CorwynWdwd@aol.com CorwynWdwd at aol.com
Mon Jan 26 12:44:58 PST 1998


>At 5:32 PM -0600 1/25/98, Decker, Terry D. wrote:
>>If coffee was not in use and under cultivation before it became popular,
>>where did the coffee beans come from to meet the demand?  If coffee was
>>under cultivation, what was the market for coffee before it became
>>popular?  They are questions worth answering, but the answers may be
>>beyond my limited skills.
>
>1. Coffee could have been imported from Abyssinia, where it had been grown
>for a long tmie.

My understanding is that Abyssinian coffee was originally harvested from
the wild plant.  Apocryphally, it was discovered wild either about 750
or 850 CE.  Do you have any dates for original cultivation?
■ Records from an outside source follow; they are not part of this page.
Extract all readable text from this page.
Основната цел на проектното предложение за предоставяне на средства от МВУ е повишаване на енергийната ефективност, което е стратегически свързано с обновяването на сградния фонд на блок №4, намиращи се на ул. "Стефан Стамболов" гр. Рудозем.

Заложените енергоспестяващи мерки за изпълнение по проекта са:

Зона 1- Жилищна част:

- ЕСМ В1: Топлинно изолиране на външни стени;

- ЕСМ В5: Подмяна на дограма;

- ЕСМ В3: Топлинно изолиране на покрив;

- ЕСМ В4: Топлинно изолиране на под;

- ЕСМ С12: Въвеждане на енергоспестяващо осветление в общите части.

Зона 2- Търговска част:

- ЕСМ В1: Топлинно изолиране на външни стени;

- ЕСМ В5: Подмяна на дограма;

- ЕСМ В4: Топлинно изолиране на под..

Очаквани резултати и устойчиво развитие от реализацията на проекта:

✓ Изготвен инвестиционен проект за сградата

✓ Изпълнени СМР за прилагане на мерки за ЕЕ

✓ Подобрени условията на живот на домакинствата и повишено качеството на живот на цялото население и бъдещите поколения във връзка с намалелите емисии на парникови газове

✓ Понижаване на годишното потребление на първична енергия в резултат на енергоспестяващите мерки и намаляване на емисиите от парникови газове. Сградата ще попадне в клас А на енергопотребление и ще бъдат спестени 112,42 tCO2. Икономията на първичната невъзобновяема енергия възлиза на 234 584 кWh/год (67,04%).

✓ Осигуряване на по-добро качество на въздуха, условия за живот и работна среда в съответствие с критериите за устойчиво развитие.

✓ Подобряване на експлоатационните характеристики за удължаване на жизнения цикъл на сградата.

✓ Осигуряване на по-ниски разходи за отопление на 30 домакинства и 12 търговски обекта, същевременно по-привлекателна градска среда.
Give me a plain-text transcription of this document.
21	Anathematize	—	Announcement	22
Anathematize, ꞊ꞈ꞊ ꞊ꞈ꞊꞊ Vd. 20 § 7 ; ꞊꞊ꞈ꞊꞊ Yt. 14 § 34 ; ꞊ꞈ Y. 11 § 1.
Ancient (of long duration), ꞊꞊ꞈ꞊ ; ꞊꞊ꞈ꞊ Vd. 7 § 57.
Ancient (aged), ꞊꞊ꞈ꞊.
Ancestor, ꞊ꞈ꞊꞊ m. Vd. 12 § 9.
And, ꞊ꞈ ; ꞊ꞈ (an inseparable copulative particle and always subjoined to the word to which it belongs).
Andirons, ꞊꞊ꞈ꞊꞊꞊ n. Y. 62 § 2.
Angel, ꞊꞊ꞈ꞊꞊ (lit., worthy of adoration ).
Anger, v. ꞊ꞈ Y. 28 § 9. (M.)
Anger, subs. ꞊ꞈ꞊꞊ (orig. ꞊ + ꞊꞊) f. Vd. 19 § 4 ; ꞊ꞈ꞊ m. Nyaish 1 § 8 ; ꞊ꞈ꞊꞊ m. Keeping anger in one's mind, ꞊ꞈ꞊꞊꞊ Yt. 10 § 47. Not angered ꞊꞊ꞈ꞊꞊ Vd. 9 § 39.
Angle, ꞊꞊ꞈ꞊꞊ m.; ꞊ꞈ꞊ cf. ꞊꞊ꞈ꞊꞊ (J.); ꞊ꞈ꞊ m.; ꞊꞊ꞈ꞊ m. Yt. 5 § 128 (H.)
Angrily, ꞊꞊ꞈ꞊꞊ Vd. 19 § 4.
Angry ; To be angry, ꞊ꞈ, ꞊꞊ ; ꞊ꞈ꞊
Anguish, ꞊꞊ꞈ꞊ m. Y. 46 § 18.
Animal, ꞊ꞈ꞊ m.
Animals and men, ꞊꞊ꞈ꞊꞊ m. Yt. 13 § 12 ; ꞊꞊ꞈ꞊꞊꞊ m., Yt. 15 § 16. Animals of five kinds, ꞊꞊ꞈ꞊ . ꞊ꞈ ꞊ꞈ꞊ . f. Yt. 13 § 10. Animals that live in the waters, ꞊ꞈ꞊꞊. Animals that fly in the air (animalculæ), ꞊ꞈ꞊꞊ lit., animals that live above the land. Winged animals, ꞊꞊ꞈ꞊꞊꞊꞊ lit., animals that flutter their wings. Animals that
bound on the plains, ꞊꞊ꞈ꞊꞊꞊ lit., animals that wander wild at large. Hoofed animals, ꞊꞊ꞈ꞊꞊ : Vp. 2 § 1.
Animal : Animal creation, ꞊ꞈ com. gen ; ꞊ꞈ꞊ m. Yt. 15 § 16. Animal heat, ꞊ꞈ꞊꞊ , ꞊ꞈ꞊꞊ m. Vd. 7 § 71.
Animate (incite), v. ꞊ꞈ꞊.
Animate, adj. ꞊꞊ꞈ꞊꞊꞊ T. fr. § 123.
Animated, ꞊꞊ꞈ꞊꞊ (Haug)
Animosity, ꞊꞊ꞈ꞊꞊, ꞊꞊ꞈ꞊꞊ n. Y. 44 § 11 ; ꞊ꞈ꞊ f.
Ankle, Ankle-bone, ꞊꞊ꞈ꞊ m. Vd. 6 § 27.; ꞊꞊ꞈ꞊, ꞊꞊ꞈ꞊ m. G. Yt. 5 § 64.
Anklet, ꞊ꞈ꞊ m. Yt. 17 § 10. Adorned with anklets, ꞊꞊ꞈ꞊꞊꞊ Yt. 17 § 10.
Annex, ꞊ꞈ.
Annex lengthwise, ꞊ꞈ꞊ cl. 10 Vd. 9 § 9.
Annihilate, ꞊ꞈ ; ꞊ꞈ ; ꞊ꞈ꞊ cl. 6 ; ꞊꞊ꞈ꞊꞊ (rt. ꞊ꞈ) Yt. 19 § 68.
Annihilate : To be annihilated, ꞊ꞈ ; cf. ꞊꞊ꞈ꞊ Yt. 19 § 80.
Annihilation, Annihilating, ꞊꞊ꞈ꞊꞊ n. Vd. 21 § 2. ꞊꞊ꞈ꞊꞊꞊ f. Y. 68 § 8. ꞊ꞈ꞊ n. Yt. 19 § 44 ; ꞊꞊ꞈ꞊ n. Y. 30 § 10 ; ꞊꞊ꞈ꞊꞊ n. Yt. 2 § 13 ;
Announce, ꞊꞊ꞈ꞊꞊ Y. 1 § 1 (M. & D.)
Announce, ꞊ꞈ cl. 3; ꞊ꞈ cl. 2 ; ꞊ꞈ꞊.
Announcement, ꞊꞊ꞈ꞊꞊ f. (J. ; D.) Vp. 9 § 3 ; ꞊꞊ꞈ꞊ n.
>2. Starting a new crop doesn't take centuries. Maise shows up in a Chinese
>herbal in the mid-sixteenth century, for instance. Once you know how to
>grow it--and presumably that could be learned from the Abyssinians--a few
>decades are enough to get you to big crops via the magic of geometric
>growth.
>
>David/Cariadoc
>http://www.best.com/~ddfr/

Did the Abyssinians have the cultivation techniques to learn, and, if
so, when?

Abyssinia was settled by immigrants from southern Arabia about 1st
Century CE, who created a kingdom with its capital in Aksum or Axum.
They became Coptic Christians during the 4th Century.  The Kingdom of
Aksum lived from trade up and down the Red Sea which they lost when
Islam took control of the Arabian Peninsula.  The Kingdom of Aksum
disappears in the 8th Century, leaving Abyssinia under Islamic control
until the 15th Century when the Copts sieze the country from the Moslem
majority.

If the people of Aksum cultivated coffee, there should be some reference
to it prior to 900 CE.  There is not (to my knowledge).  This leads me
to believe that the cultivation techniques were developed by the Yemeni,
who were conquered by Aksum about 525 and had strong ties to Abyssinia.
I am also of the opinion that cultivation was not attempted until the
medicinal and luxury trades started straining the wild harvest and the
merchants of Mocha wanted to keep their profits flowing.  You don't get
geometric growth until you can use or sell what you produce.

Now to put a hole in my bubble.  There was some minor archeological
evidence that coffee had been cultivated in Yemen in 2nd Century BC.
I've never seen or heard anything further on this subject.  If true, and
if it was not lost as crocus cultivation was in Western Europe, then my
hypothesis would be severely flawed.